Classic kaiju doesn’t really get much bigger or bolder than Destroy All Monsters. Released in 1968, this is Toho basically saying: “Fine, you want monsters? We’ll give you all the monsters.” For fans who cut their teeth on double-feature VHS tapes, this one always had a certain mythical quality. In my case, it was the second tape in a double set I nearly wore out as a kid, endlessly rewinding the dubbed version to the point where I could almost recite the lines in that wonderfully wooden cadence. By then, the film was already thirty years old, but it still felt fresh and exciting—like I was sneaking a piece of cinematic history out of its dusty vaults and giving it a new life in my living room. Subtitles might give you the purist’s experience, but the charm of badly matched lip-flaps and clipped English voice actors is half the fun.
The story is about as gloriously pulpy as they come. Humanity corrals all of Earth’s giant monsters onto “Monsterland,” a secured island paradise where Godzilla, Rodan, Mothra, and the gang can stomp around without bothering the neighbours. Of course, peace never lasts long in kaiju-land. An alien race, the Kilaaks, show up with the rather unneighbourly plan of mind-controlling the beasts and unleashing them on the world’s major cities. Cue monsters trashing everything from Paris to Moscow to New York. Eventually, the humans rally, free the monsters, and in true Showa-era spirit, everyone unites against a bigger threat—King Ghidorah, the three-headed golden dragon who just can’t seem to stop picking fights.
Akira Kubo stands tall among the cast, giving a surprisingly solid performance in a film where actors are often little more than exposition machines. He injects some humanity into the chaos, grounding the narrative in a way that makes all the sci-fi silliness a little more digestible. The rest of the ensemble hold their own too, though let’s be honest: we’re all here for the monsters.
And what monsters they are.
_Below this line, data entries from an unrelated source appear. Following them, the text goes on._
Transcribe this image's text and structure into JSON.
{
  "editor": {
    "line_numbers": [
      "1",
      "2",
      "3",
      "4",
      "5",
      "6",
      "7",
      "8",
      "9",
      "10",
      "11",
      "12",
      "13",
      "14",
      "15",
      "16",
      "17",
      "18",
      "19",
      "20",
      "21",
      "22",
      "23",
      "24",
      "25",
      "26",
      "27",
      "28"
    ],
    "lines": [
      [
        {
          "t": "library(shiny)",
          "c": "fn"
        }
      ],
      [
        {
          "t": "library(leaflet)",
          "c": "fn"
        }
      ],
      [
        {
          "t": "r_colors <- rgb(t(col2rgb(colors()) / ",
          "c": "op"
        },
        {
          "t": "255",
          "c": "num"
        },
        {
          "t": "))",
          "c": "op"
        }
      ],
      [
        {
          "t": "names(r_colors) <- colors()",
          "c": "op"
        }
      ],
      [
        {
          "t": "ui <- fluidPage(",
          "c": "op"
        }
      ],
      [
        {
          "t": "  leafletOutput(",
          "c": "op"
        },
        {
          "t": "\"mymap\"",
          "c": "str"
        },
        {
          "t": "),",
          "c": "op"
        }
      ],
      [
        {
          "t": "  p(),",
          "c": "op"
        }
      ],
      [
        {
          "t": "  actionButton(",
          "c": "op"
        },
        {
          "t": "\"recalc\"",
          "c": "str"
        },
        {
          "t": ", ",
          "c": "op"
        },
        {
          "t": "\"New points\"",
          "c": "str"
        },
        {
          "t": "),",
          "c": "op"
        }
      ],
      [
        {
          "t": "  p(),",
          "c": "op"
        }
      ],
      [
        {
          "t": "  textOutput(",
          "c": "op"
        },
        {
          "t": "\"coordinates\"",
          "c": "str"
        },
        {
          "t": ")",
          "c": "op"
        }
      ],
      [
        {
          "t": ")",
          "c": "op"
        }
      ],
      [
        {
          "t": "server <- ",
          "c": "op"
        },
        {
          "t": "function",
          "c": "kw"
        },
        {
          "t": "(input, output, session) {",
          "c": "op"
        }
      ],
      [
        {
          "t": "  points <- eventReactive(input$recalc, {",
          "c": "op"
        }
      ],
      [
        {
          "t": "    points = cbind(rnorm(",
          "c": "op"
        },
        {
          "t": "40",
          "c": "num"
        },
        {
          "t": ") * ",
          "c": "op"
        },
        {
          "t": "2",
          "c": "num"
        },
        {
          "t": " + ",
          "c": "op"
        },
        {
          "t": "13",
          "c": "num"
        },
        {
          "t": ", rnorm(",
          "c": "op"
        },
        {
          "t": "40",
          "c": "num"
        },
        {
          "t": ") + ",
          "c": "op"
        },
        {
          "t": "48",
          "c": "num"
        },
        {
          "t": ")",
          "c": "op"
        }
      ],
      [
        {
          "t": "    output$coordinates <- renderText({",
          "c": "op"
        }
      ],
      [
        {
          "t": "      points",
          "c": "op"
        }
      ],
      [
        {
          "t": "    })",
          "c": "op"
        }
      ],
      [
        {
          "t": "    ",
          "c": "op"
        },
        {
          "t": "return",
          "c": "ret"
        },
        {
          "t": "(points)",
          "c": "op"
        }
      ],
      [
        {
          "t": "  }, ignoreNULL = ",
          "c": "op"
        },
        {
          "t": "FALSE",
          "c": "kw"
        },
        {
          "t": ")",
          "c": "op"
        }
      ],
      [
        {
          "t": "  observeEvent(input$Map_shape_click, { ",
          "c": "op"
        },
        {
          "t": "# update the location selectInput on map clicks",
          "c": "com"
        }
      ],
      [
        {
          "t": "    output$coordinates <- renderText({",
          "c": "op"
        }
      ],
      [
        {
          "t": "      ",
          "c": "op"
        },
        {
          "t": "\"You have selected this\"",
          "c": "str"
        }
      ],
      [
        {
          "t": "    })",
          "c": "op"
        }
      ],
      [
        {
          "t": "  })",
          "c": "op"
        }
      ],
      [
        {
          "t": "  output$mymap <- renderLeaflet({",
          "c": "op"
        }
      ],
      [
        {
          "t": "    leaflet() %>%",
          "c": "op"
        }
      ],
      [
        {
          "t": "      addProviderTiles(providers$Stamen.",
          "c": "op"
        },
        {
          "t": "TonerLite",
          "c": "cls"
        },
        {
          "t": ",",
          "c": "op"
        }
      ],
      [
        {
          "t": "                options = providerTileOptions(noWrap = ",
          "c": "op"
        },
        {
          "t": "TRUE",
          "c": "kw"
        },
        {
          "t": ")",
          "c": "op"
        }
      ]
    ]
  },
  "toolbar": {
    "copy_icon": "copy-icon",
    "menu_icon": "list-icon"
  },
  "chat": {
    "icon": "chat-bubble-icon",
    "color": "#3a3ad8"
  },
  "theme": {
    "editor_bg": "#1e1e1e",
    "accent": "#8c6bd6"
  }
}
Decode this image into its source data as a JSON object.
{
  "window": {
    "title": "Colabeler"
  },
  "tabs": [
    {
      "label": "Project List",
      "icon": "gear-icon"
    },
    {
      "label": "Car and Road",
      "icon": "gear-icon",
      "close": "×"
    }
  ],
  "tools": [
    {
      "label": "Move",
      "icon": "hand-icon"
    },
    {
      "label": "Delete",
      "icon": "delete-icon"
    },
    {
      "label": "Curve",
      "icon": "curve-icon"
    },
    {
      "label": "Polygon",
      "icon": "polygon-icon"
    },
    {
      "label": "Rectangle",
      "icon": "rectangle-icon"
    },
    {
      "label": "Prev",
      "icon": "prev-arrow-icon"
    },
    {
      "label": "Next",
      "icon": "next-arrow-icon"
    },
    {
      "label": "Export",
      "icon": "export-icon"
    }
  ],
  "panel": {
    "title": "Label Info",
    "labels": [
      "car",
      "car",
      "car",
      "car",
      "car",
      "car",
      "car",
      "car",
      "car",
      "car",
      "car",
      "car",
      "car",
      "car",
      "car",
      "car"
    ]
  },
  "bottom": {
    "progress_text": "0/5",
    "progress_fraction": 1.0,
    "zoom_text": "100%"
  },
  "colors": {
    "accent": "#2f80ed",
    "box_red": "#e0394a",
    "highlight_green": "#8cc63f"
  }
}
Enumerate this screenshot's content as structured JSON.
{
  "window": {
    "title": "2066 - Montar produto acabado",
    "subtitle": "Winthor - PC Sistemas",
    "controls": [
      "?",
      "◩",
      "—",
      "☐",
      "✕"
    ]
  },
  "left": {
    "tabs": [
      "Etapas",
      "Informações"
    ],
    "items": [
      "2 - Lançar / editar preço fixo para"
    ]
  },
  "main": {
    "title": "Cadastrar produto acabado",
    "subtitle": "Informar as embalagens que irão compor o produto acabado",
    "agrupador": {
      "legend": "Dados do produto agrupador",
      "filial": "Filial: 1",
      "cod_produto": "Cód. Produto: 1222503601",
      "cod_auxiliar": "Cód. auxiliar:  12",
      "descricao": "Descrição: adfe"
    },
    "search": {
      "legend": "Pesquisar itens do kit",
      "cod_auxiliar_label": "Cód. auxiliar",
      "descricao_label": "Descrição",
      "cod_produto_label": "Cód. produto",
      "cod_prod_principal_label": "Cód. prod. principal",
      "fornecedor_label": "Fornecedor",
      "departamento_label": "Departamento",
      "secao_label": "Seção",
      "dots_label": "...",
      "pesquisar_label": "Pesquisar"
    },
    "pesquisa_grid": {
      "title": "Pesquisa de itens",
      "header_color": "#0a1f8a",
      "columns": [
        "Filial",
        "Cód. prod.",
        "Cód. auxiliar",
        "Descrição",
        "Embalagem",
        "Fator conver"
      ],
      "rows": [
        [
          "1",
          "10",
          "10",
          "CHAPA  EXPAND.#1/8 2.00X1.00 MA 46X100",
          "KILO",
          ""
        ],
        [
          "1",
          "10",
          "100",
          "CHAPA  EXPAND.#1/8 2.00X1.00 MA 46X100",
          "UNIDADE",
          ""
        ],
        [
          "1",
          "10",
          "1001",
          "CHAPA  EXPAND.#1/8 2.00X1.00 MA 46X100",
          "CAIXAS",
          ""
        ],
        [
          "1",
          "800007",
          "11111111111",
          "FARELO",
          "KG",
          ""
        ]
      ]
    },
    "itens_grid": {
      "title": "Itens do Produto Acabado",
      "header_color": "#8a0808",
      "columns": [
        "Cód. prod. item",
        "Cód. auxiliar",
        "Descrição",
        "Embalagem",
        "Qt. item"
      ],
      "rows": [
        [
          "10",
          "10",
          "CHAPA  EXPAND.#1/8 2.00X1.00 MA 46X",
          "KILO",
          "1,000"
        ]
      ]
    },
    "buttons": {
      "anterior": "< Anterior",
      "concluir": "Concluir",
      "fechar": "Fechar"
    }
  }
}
This was peak “men in suits” filmmaking, with actors sweating buckets inside rubber Godzilla costumes, tripping over meticulously constructed miniature cities. The practical effects are a joy to behold—crumbling buildings made of plaster and cardboard, tanks the size of shoeboxes firing at beasts towering just high enough to graze your living room ceiling if you had one in your house. There’s an honesty to these effects that CGI, no matter how slick, just can’t replicate. Watching a man stomp through balsa wood skyscrapers has a tactile authenticity that digital pixels lack.
Of course, compared to modern kaiju epics like Godzilla Minus One or Legendary’s MonsterVerse, Destroy All Monsters feels quaint, even sluggish at times. The pacing wanders, the dialogue is clunky, and the actual plot feels like someone just mashed together Cold War paranoia with a pinch of Saturday morning cartoon logic. But remember—this was the late 60s, right in the thick of the space race and alien-invasion mania. The meandering narrative about moon bases and interplanetary conquest isn’t so much filler as it is a reflection of the era’s obsessions.
And then there’s the finale. After nearly ninety minutes of set-up, the payoff is a monster battle royale that still delivers. Seeing Godzilla, Anguirus, Gorosaurus, Mothra, and others dogpile Ghidorah is the kind of gleeful chaos that makes you want to grab a tub of popcorn the size of your torso. It’s not polished, it’s not elegant, but it’s endlessly entertaining.
What makes Destroy All Monsters endure is its accessibility. As a kid, it’s dazzling: a line-up of titans smashing the world to pieces. As an adult, it’s nostalgic: a reminder of a time when cinema magic meant painted backdrops and model tanks. It’s one of those films that perfectly straddles the line between kitsch and classic.
So yes, it meanders. Yes, the effects are dated. But it’s also a time capsule of the Showa era at its most ambitious, bursting with imagination and practical artistry. For newcomers, it might feel overwhelming, like being dropped into a party where you don’t know anyone but everyone’s already dancing on the furniture. Stick with it, though, and you’ll find yourself swept along by the sheer audacity of it all.
Destroy All Monsters earns its stripes not by being flawless, but by being unforgettable. A kaiju jamboree for the ages.